2017-2019 Eastman Fellow: Davina Two Bears

My name is Davina Two Bears and, I am Diné, Navajo, originally from Birdsprings, Arizona. My maternal clan is Tódích’íi’nii, Bitter Water, born for Táchii’nii, Red Running into the Water Clan; and my maternal grandfather’s clan is Tábąąhí, Edge Water, and my paternal grandfather’s clan is also Tódích’íi’nii. I am a PhD Candidate at Indiana University under the Department of Anthropology’s Archaeology of the Social Context PhD Program with a PhD Minor in Native American and Indigenous Studies.
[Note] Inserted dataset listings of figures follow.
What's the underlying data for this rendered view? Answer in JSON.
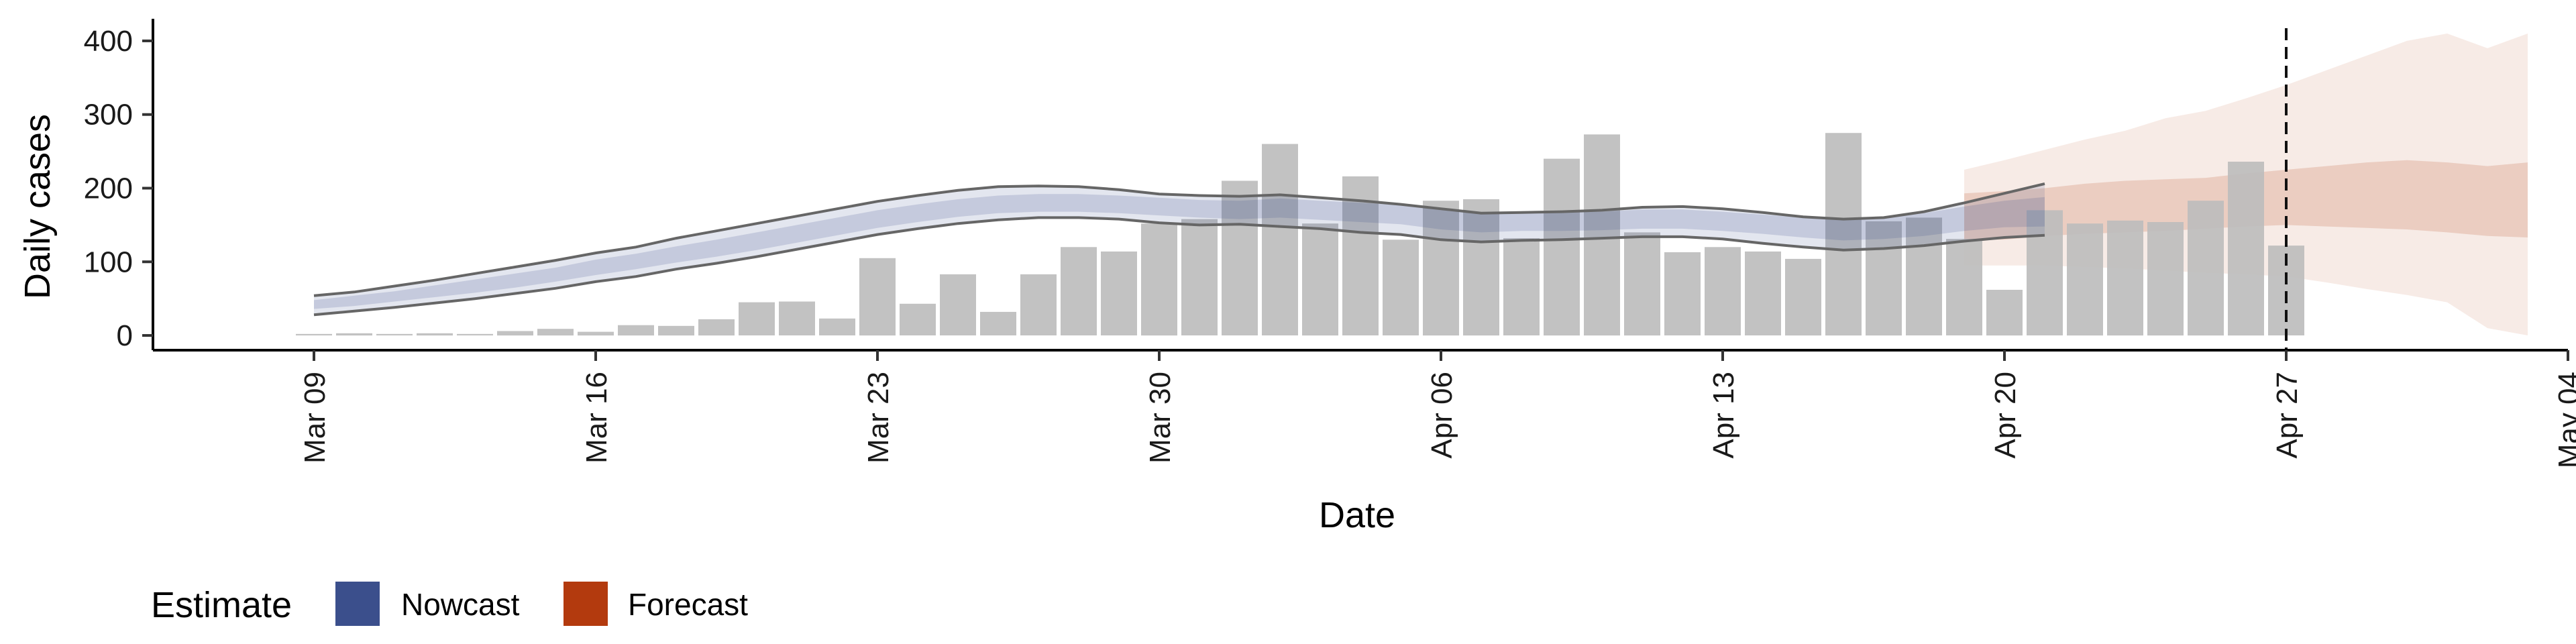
{
  "chart_data": {
    "type": "bar",
    "title": "",
    "xlabel": "Date",
    "ylabel": "Daily cases",
    "x_axis": {
      "type": "date",
      "range": [
        "2020-03-05",
        "2020-05-04"
      ],
      "ticks": [
        {
          "date": "2020-03-09",
          "label": "Mar 09"
        },
        {
          "date": "2020-03-16",
          "label": "Mar 16"
        },
        {
          "date": "2020-03-23",
          "label": "Mar 23"
        },
        {
          "date": "2020-03-30",
          "label": "Mar 30"
        },
        {
          "date": "2020-04-06",
          "label": "Apr 06"
        },
        {
          "date": "2020-04-13",
          "label": "Apr 13"
        },
        {
          "date": "2020-04-20",
          "label": "Apr 20"
        },
        {
          "date": "2020-04-27",
          "label": "Apr 27"
        },
        {
          "date": "2020-05-04",
          "label": "May 04"
        }
      ]
    },
    "y_axis": {
      "range": [
        -20,
        430
      ],
      "ticks": [
        0,
        100,
        200,
        300,
        400
      ]
    },
    "grid": false,
    "legend": {
      "position": "bottom-left",
      "title": "Estimate",
      "entries": [
        {
          "label": "Nowcast",
          "color": "#3b4f8c"
        },
        {
          "label": "Forecast",
          "color": "#b33a0e"
        }
      ]
    },
    "reference_line": {
      "date": "2020-04-27",
      "style": "dashed"
    },
    "bar_color": "#bdbdbd",
    "reported_cases": {
      "start_date": "2020-03-09",
      "values": [
        2,
        3,
        2,
        3,
        2,
        6,
        9,
        5,
        14,
        13,
        22,
        45,
        46,
        23,
        105,
        43,
        83,
        32,
        83,
        120,
        114,
        152,
        158,
        210,
        260,
        152,
        216,
        130,
        183,
        185,
        132,
        240,
        273,
        140,
        113,
        120,
        114,
        104,
        275,
        155,
        160,
        131,
        62,
        170,
        152,
        156,
        154,
        183,
        236,
        122
      ]
    },
    "nowcast": {
      "start_date": "2020-03-09",
      "median": [
        42,
        47,
        53,
        60,
        67,
        74,
        82,
        92,
        100,
        110,
        118,
        128,
        138,
        148,
        158,
        166,
        173,
        178,
        180,
        180,
        178,
        175,
        172,
        171,
        173,
        170,
        167,
        164,
        157,
        153,
        155,
        155,
        155,
        158,
        158,
        155,
        151,
        147,
        143,
        145,
        150,
        158,
        165,
        168
      ],
      "lower_50": [
        36,
        40,
        46,
        52,
        58,
        65,
        73,
        82,
        90,
        99,
        107,
        116,
        126,
        136,
        146,
        154,
        161,
        166,
        168,
        168,
        166,
        163,
        160,
        158,
        160,
        157,
        154,
        151,
        144,
        140,
        142,
        142,
        143,
        145,
        145,
        142,
        138,
        133,
        129,
        131,
        135,
        142,
        147,
        148
      ],
      "upper_50": [
        48,
        54,
        60,
        68,
        76,
        84,
        92,
        103,
        111,
        121,
        130,
        140,
        150,
        160,
        170,
        178,
        185,
        190,
        192,
        192,
        190,
        187,
        184,
        183,
        186,
        183,
        180,
        177,
        170,
        166,
        168,
        168,
        168,
        171,
        171,
        168,
        164,
        160,
        157,
        159,
        166,
        175,
        183,
        188
      ],
      "lower_90": [
        28,
        33,
        38,
        44,
        50,
        57,
        64,
        73,
        80,
        90,
        98,
        107,
        117,
        127,
        137,
        145,
        152,
        157,
        160,
        160,
        158,
        153,
        150,
        151,
        148,
        145,
        140,
        137,
        130,
        127,
        129,
        130,
        132,
        134,
        134,
        131,
        125,
        120,
        116,
        118,
        122,
        128,
        133,
        136
      ],
      "upper_90": [
        54,
        59,
        67,
        75,
        84,
        93,
        102,
        112,
        120,
        132,
        142,
        152,
        162,
        172,
        182,
        190,
        197,
        202,
        203,
        202,
        198,
        192,
        190,
        189,
        191,
        187,
        183,
        178,
        172,
        166,
        167,
        168,
        170,
        174,
        175,
        172,
        167,
        161,
        158,
        160,
        168,
        180,
        193,
        206
      ]
    },
    "forecast": {
      "start_date": "2020-04-19",
      "median": [
        160,
        160,
        165,
        168,
        172,
        175,
        180,
        185,
        190,
        190,
        188,
        186,
        184,
        178,
        178
      ],
      "lower_50": [
        130,
        130,
        135,
        138,
        140,
        142,
        145,
        148,
        150,
        148,
        146,
        144,
        140,
        135,
        133
      ],
      "upper_50": [
        193,
        196,
        200,
        206,
        210,
        212,
        214,
        220,
        225,
        230,
        235,
        238,
        235,
        230,
        235
      ],
      "lower_90": [
        95,
        95,
        95,
        93,
        91,
        88,
        85,
        83,
        80,
        72,
        63,
        55,
        45,
        10,
        0
      ],
      "upper_90": [
        225,
        238,
        252,
        266,
        278,
        295,
        305,
        322,
        340,
        360,
        380,
        400,
        410,
        390,
        410
      ]
    }
  }
}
My PhD dissertation topic derives from my grandparents’ oral history about the Old Leupp Boarding School (OLBS) on the southwestern Navajo Reservation. Using non-destructive indigenous research methods, including interviews with Navajo elders and archival records and historic photographs, my decolonizing research investigates the early history of the Old Leupp Boarding School (1909-1942), which has never been thoroughly documented in the literature. I focus on the educational experience of Navajo children at the OLBS, and how they resisted and survived early 20th century federal Indian Boarding School assimilationist policies. I am an Alumni of Dartmouth, where I majored in anthropology, and I received my master’s degree in socio-cultural anthropology from Northern Arizona University.